‘Rough Start’ at Civic Theatre Premature, Underrated

Last week an article came out in the Downey Patriot titled thus: ‘New Era’ Off to a Rough Start. It was referring to a comedy night recently held by H&E Entertainment at the Downey Civic Theatre.  The show undersold, and the producers were disappointed.  They canceled all future bookings for the year, and their disappointment was retold to a Patriot reporter who turned it into a front-page story.  What the article didn’t say, though, was that the light quote, ‘New Era’ was quoting this post from here at the Downey Arts Coalition.  So since they dragged us into it, I guess I’ll respond.  I’m never without opinion, after all.
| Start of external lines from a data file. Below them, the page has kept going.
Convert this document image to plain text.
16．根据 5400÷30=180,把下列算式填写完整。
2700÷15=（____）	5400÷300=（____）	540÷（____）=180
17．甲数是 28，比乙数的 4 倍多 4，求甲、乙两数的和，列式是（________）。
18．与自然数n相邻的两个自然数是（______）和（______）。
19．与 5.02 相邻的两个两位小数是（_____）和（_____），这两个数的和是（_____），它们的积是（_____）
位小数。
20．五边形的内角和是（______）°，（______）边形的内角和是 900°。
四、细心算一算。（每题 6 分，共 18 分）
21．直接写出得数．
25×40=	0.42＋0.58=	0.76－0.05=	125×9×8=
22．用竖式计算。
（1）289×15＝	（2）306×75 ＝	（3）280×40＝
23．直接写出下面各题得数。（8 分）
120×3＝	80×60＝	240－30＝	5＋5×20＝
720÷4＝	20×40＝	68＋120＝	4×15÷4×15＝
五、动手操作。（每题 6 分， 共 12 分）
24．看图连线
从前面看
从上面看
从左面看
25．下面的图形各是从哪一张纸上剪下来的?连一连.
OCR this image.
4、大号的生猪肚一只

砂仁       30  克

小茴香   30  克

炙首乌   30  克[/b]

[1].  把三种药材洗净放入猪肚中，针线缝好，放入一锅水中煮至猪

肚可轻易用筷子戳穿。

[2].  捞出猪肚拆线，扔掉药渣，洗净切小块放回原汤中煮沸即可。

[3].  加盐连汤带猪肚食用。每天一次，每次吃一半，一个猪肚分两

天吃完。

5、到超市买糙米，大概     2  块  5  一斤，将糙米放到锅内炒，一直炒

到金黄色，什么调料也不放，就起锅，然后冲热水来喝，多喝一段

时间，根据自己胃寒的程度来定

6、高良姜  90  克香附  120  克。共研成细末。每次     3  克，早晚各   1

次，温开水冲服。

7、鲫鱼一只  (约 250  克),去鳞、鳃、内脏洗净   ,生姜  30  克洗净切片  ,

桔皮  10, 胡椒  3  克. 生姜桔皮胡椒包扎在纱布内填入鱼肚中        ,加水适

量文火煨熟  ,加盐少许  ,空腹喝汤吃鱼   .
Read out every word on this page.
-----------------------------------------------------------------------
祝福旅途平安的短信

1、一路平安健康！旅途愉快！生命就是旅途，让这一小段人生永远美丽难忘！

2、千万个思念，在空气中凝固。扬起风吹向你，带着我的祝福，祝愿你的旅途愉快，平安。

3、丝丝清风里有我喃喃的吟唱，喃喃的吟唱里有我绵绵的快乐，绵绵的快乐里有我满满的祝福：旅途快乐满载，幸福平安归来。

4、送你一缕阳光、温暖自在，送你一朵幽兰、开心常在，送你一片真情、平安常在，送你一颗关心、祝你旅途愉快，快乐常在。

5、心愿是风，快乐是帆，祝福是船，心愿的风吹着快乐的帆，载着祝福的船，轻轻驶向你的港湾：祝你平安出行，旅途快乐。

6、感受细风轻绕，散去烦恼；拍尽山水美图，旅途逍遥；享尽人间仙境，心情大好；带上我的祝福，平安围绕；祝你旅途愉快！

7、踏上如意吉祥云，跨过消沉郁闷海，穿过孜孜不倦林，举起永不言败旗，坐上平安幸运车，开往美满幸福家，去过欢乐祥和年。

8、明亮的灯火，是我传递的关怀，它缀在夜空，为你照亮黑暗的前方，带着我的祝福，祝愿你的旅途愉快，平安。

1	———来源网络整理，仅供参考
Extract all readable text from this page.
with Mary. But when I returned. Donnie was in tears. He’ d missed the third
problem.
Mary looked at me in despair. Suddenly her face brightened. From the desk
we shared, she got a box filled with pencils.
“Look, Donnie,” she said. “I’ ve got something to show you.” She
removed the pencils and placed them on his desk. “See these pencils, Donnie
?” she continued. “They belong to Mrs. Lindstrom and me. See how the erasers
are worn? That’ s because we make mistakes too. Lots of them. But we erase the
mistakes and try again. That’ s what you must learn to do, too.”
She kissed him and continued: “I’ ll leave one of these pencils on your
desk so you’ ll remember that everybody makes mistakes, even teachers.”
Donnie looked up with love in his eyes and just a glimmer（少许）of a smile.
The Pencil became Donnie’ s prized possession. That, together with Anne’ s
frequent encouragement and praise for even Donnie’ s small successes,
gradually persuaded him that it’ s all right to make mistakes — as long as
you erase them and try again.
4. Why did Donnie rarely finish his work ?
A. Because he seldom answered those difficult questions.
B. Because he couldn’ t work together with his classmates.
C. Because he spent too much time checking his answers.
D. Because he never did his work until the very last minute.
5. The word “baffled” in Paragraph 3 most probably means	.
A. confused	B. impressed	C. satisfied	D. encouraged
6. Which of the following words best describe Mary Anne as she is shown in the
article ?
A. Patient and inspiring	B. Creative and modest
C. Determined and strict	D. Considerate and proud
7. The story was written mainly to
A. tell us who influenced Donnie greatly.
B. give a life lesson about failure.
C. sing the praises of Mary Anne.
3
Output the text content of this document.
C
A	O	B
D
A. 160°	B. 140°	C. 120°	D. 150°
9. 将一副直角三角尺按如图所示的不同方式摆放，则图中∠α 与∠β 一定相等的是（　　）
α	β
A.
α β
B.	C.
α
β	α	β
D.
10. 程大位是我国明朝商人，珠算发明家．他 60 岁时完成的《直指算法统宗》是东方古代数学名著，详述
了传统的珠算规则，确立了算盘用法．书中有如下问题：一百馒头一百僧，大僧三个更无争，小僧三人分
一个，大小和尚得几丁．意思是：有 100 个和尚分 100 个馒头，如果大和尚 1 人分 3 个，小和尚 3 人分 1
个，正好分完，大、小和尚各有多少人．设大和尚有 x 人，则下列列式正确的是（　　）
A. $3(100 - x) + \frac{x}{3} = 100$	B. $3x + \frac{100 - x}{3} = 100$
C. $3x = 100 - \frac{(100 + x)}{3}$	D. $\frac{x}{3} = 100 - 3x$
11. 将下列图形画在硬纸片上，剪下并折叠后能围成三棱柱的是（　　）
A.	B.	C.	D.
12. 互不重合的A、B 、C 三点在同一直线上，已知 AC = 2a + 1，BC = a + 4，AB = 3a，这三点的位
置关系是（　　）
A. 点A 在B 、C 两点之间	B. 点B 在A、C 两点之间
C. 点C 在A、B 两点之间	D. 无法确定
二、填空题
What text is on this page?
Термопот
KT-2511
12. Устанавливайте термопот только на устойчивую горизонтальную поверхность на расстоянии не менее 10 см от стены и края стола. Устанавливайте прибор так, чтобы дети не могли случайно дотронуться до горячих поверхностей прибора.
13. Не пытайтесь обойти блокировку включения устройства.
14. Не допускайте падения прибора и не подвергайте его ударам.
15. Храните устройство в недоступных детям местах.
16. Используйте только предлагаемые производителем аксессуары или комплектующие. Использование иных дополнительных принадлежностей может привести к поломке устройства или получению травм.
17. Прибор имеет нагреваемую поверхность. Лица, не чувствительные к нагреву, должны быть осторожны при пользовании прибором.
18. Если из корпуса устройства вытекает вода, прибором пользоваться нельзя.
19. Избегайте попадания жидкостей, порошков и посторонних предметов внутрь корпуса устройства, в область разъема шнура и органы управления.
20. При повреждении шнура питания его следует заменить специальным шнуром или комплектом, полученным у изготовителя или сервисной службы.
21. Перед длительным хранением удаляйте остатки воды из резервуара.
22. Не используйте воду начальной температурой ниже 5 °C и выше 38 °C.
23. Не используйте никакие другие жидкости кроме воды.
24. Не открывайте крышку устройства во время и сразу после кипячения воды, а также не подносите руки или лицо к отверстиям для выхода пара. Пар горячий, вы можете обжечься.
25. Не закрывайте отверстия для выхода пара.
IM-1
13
First of all, the show had an attendance of 200 out of 350 sold or handed-out tickets.  This is not a failure.  Nor is it even a rough start.  200 butts in seats is a HUGE success, by most standards.  And we are not Center Theatre Group or The Kodak.  200 people is a marvelous turnout for Downey, CA.  Now, it must be said that the theater itself seats over 700.  So in a space that large, 200 is going to feel quite sparse.  This is an indication of a different problem.  Another venue, or a different management of the space perhaps could have helped.  Morale does tend to slump when there are so many empty seats, and that can make the room feel cold and awkward.  Also, when audience is spread out over a larger space, they can’t respond to each other, which limits the amount of laughs something like a comedy show would receive.  So there was definitely a problem here.  But the shear number of tickets should not be knocked.  Good job on getting those 200 people!  Seriously, that is awesome.

Second, the producers were quoted more than once complaining that those in the community who advocate for the arts didn’t even show up.  Well, if we were the only people you were going for, you’d have about 10 butts in the seats.  We already support the arts.  The people we are trying to reach with this effort are the regular people– those who rarely or never see a DCLO show, Downey Symphony concert, who spend most of their evenings out at Olive Garden and the movies.  These are the people we want to reach in our community.  Artists making art for other artists is nice, but it’s not far-reaching enough.  The purpose of our efforts here is to unify us all as a community.

Third: okay, you want to fill that house?  You must market.  You must advertise.  You must (here’s the hard part) figure out what this community needs (not just wants, but needs), and how to make them want it.  And you’ve got to deliver.

Now, as for the New Era and the Rough Start.  The new era to which we are referring is the takeover of the Downey Civic Theatre by VenueTech, a booking company that will bring new acts to the theatre and pretty much bring it back to life.  VenueTech is in residency at the theatre starting in 2011, but they have yet to book their first season.  So the New Era hasn’t really begun.  H&E Entertainment is commendable for bringing some new stuff to the theatre, but VenueTech’s first season will be the lineup that we’re all waiting to hear about.   They also have different plans for the way that the theatre promotes all of its bookings, including the community’s usual theatre and music events, but it all has yet to be implemented.   I do hope that H&E comes back, and that they continue to produce great shows that bring people in.  They are doing great work and shouldn’t be discouraged.

By Lana Joy

Lana Joy is an actor, theatre scholar and proud mother living in Downey, CA. She has an MA in Theatre from Cal State University Northridge and has performed on Southern California stages and beyond, such as A Noise Within, Grove Theatre Center, The Odyssey, and Sierra Repertory Theatre.


  1. It would be great if the City participated by putting an Arts calendar in the water bill, then ALL households would hear about events at the Theatre etc.